Suddenly, without any planning or coordination, across the globe countries are deciding that they want to ‘normalise’ lives. Infections may still be found and deaths inevitably and sadly occur. But the time has come to get back to work, end lockdowns and social distancing. Covid is no longer the unknown fear of the Armageddon. We know its size and its effects. It is domesticated in our minds.

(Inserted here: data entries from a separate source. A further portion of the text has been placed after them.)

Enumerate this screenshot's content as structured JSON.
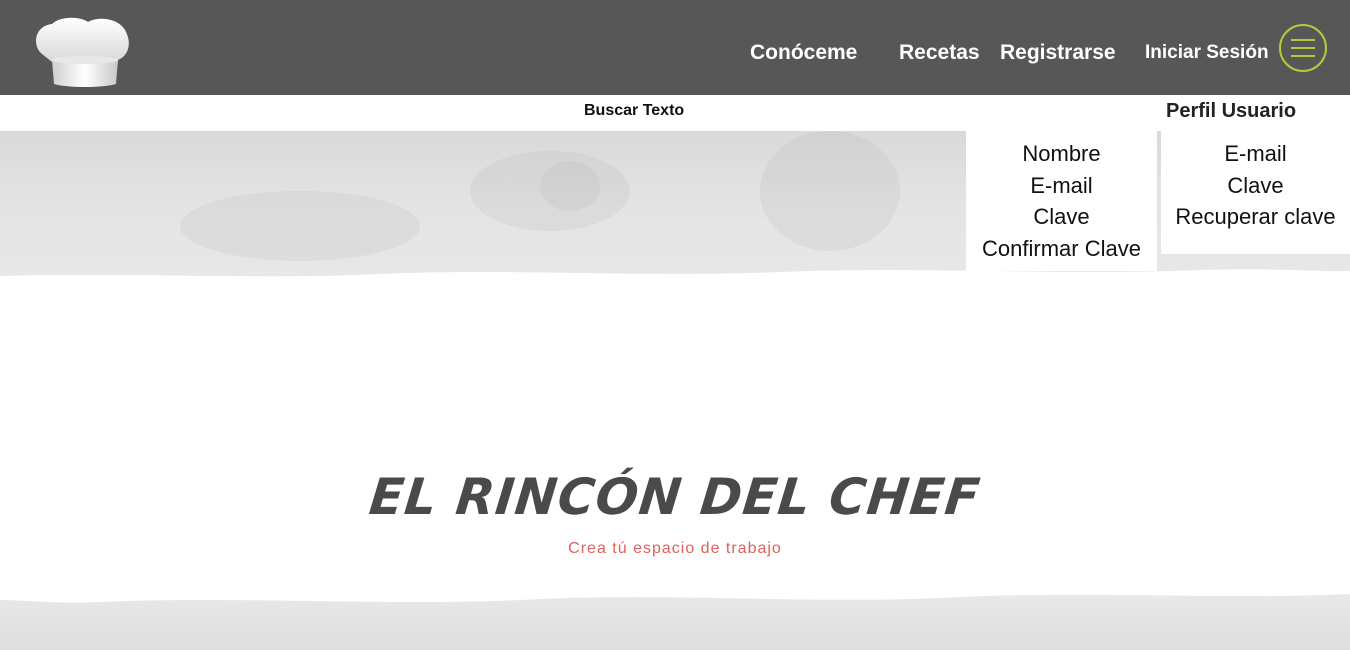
{
  "header": {
    "nav": {
      "conoceme": "Conóceme",
      "recetas": "Recetas",
      "registrarse": "Registrarse",
      "login": "Iniciar Sesión"
    },
    "logo_icon": "chef-hat-icon",
    "menu_icon": "hamburger-icon",
    "accent_color": "#b7c93a",
    "bar_color": "#575757"
  },
  "search": {
    "label": "Buscar Texto"
  },
  "register_form": {
    "fields": [
      "Nombre",
      "E-mail",
      "Clave",
      "Confirmar Clave"
    ]
  },
  "profile": {
    "title": "Perfil Usuario",
    "fields": [
      "E-mail",
      "Clave",
      "Recuperar clave"
    ]
  },
  "hero": {
    "title": "EL RINCÓN DEL CHEF",
    "subtitle": "Crea tú espacio de trabajo",
    "subtitle_color": "#e0605a"
  }
}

People have died of a previously unknown infection and died in large numbers. At the outset, after a delay of a month or two (blame the Chinese or WHO), everyone was bewildered, unprepared and mystified. Scientists were caught without total command over the nature of the disease, its spread, its impact. It was global and so frightening that, like in the Old Testament, people began to think they will never survive this curse or, if they did, the world they will go back to will be totally different. Many people thought that this was a chance of a lifetime to reorder the world as greener, safer, more equal, more just.
Alas that fear or expectation is gone. We yearn for the Old Normal. In the UK, the arrival of a lovely hot summer, one hundred days of lockdown later, has unleashed all the old pleasures people used to enjoy. They do not care if the closeness may lead to a second coming of the infection. Been there, done that.

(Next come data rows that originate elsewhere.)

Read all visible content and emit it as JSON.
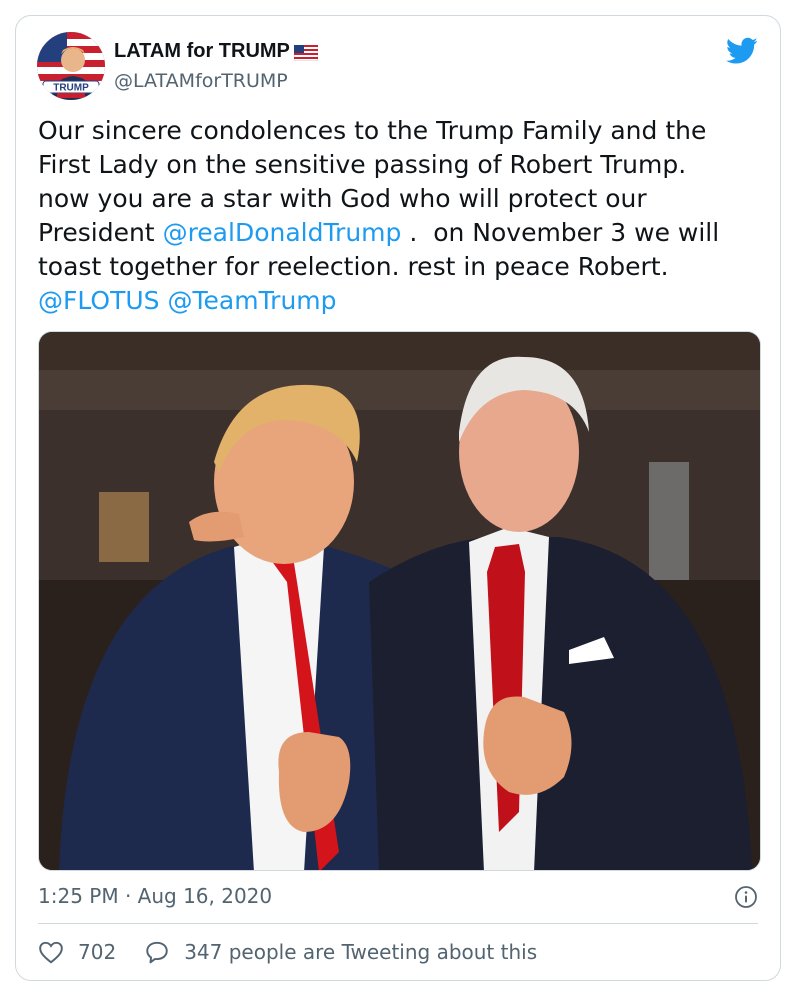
{
  "author": {
    "display_name": "LATAM for TRUMP",
    "handle": "@LATAMforTRUMP",
    "avatar_text": "TRUMP"
  },
  "tweet": {
    "line1": "Our sincere condolences to the Trump Family and the",
    "line2": "First Lady on the sensitive passing of Robert Trump.",
    "line3": "now you are a star with God who will protect our",
    "line4_prefix": "President ",
    "mention_1": "@realDonaldTrump",
    "line4_suffix": " .  on November 3 we will",
    "line5": "toast together for reelection. rest in peace Robert.",
    "mention_2": "@FLOTUS",
    "mention_3": "@TeamTrump"
  },
  "meta": {
    "timestamp": "1:25 PM · Aug 16, 2020"
  },
  "engagement": {
    "likes": "702",
    "tweeting_text": "347 people are Tweeting about this"
  },
  "icons": {
    "brand": "twitter-bird-icon",
    "info": "info-icon",
    "like": "heart-icon",
    "reply": "speech-bubble-icon",
    "flag": "us-flag-icon"
  },
  "colors": {
    "link": "#1d9bf0",
    "secondary_text": "#536471",
    "border": "#cfd9de",
    "twitter_blue": "#1d9bf0"
  }
}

Behavioural scientists are really no better than economists, whatever they think. But they did warn back in February that if you impose lockdown for too long, people will begin to flake off and become impatient for the old routines. Scientists, the hard type, were undecided among themselves but kept on urging caution, as they are still doing. They know they don’t know.
Ultimately when the choice came between the infection and the economy, as time passed, the costs of the shutdown became unbearable for the people. The poor were hit the worst but businesses were also hit. Rich or poor, a 50% cut in income hurts. Governments around the world began to underplay the novelty of the pandemic. Yes there were deaths but people died anyway in winter in the Northern Hemisphere. They were just dying of a new disease. But most of these were the elderly or the unhealthy (people with underlying conditions). So the cost of the lives lost was argued down.

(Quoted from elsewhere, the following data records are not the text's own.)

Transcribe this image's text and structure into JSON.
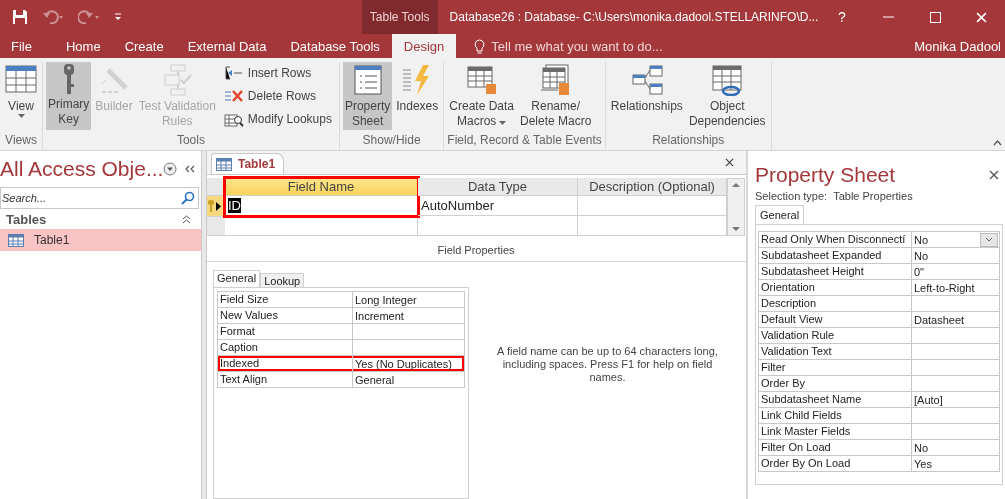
{
  "title_bar": {
    "context_tab": "Table Tools",
    "title": "Database26 : Database- C:\\Users\\monika.dadool.STELLARINFO\\D...",
    "help": "?"
  },
  "ribbon_tabs": [
    {
      "label": "File",
      "selected": false
    },
    {
      "label": "Home",
      "selected": false
    },
    {
      "label": "Create",
      "selected": false
    },
    {
      "label": "External Data",
      "selected": false
    },
    {
      "label": "Database Tools",
      "selected": false
    },
    {
      "label": "Design",
      "selected": true
    }
  ],
  "tell_me": {
    "placeholder": "Tell me what you want to do..."
  },
  "user": "Monika Dadool",
  "ribbon_groups": [
    {
      "label": "Views",
      "buttons": [
        {
          "kind": "large",
          "label": "View",
          "dropdown": true,
          "selected": false,
          "disabled": false
        }
      ]
    },
    {
      "label": "Tools",
      "buttons": [
        {
          "kind": "large",
          "label": "Primary\nKey",
          "dropdown": false,
          "selected": true,
          "disabled": false
        },
        {
          "kind": "large",
          "label": "Builder",
          "dropdown": false,
          "selected": false,
          "disabled": true
        },
        {
          "kind": "large",
          "label": "Test Validation\nRules",
          "dropdown": false,
          "selected": false,
          "disabled": true
        },
        {
          "kind": "small",
          "label": "Insert Rows",
          "disabled": false
        },
        {
          "kind": "small",
          "label": "Delete Rows",
          "disabled": false
        },
        {
          "kind": "small",
          "label": "Modify Lookups",
          "disabled": false
        }
      ]
    },
    {
      "label": "Show/Hide",
      "buttons": [
        {
          "kind": "large",
          "label": "Property\nSheet",
          "dropdown": false,
          "selected": true,
          "disabled": false
        },
        {
          "kind": "large",
          "label": "Indexes",
          "dropdown": false,
          "selected": false,
          "disabled": false
        }
      ]
    },
    {
      "label": "Field, Record & Table Events",
      "buttons": [
        {
          "kind": "large",
          "label": "Create Data\nMacros",
          "dropdown": true,
          "selected": false,
          "disabled": false
        },
        {
          "kind": "large",
          "label": "Rename/\nDelete Macro",
          "dropdown": false,
          "selected": false,
          "disabled": false
        }
      ]
    },
    {
      "label": "Relationships",
      "buttons": [
        {
          "kind": "large",
          "label": "Relationships",
          "dropdown": false,
          "selected": false,
          "disabled": false
        },
        {
          "kind": "large",
          "label": "Object\nDependencies",
          "dropdown": false,
          "selected": false,
          "disabled": false
        }
      ]
    }
  ],
  "nav_pane": {
    "title": "All Access Obje...",
    "search": {
      "placeholder": "Search..."
    },
    "groups": [
      {
        "label": "Tables",
        "expanded": true,
        "items": [
          {
            "label": "Table1",
            "selected": true
          }
        ]
      }
    ]
  },
  "document": {
    "tab": "Table1",
    "design_grid": {
      "columns": [
        {
          "label": "Field Name",
          "highlighted": true
        },
        {
          "label": "Data Type",
          "highlighted": false
        },
        {
          "label": "Description (Optional)",
          "highlighted": false
        }
      ],
      "rows": [
        {
          "cells": [
            "ID",
            "AutoNumber"
          ],
          "primary_key": true,
          "current": true,
          "selected": true
        }
      ]
    },
    "field_properties": {
      "label": "Field Properties",
      "tabs": [
        {
          "label": "General",
          "selected": true
        },
        {
          "label": "Lookup",
          "selected": false
        }
      ],
      "rows": [
        {
          "name": "Field Size",
          "value": "Long Integer",
          "highlighted": false
        },
        {
          "name": "New Values",
          "value": "Increment",
          "highlighted": false
        },
        {
          "name": "Format",
          "highlighted": false
        },
        {
          "name": "Caption",
          "highlighted": false
        },
        {
          "name": "Indexed",
          "value": "Yes (No Duplicates)",
          "highlighted": true
        },
        {
          "name": "Text Align",
          "value": "General",
          "highlighted": false
        }
      ],
      "help": "A field name can be up to 64 characters long, including spaces. Press F1 for help on field names."
    }
  },
  "property_sheet": {
    "title": "Property Sheet",
    "selection_label": "Selection type:",
    "selection_type": "Table Properties",
    "tab": "General",
    "rows": [
      {
        "name": "Read Only When Disconnectí",
        "value": "No",
        "dropdown": true
      },
      {
        "name": "Subdatasheet Expanded",
        "value": "No",
        "dropdown": false
      },
      {
        "name": "Subdatasheet Height",
        "value": "0\"",
        "dropdown": false
      },
      {
        "name": "Orientation",
        "value": "Left-to-Right",
        "dropdown": false
      },
      {
        "name": "Description",
        "dropdown": false
      },
      {
        "name": "Default View",
        "value": "Datasheet",
        "dropdown": false
      },
      {
        "name": "Validation Rule",
        "dropdown": false
      },
      {
        "name": "Validation Text",
        "dropdown": false
      },
      {
        "name": "Filter",
        "dropdown": false
      },
      {
        "name": "Order By",
        "dropdown": false
      },
      {
        "name": "Subdatasheet Name",
        "value": "[Auto]",
        "dropdown": false
      },
      {
        "name": "Link Child Fields",
        "dropdown": false
      },
      {
        "name": "Link Master Fields",
        "dropdown": false
      },
      {
        "name": "Filter On Load",
        "value": "No",
        "dropdown": false
      },
      {
        "name": "Order By On Load",
        "value": "Yes",
        "dropdown": false
      }
    ]
  }
}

The higher per capita deaths have been in Europe. Even though the US records the highest number, given its size its numbers are fewer than the UK, Spain, France and Belgium put together. Even a death score of 700 per million is less than one-tenth of 1 per cent. Of course politicians add that every life is precious, but those who have longer to live are even more precious than those above 65/70. In any case even globally the number of deaths is below half a million. The Spanish flu was much worse.
Covid has become familiar. A vaccine is far away, but we want Covid routinised in our lives. It has exposed appalling weaknesses in our societies but soon other problems will take priority. In every country, the hospital facilities proved inadequate. The poor of all ages and races suffered. They will stay that way… Relax.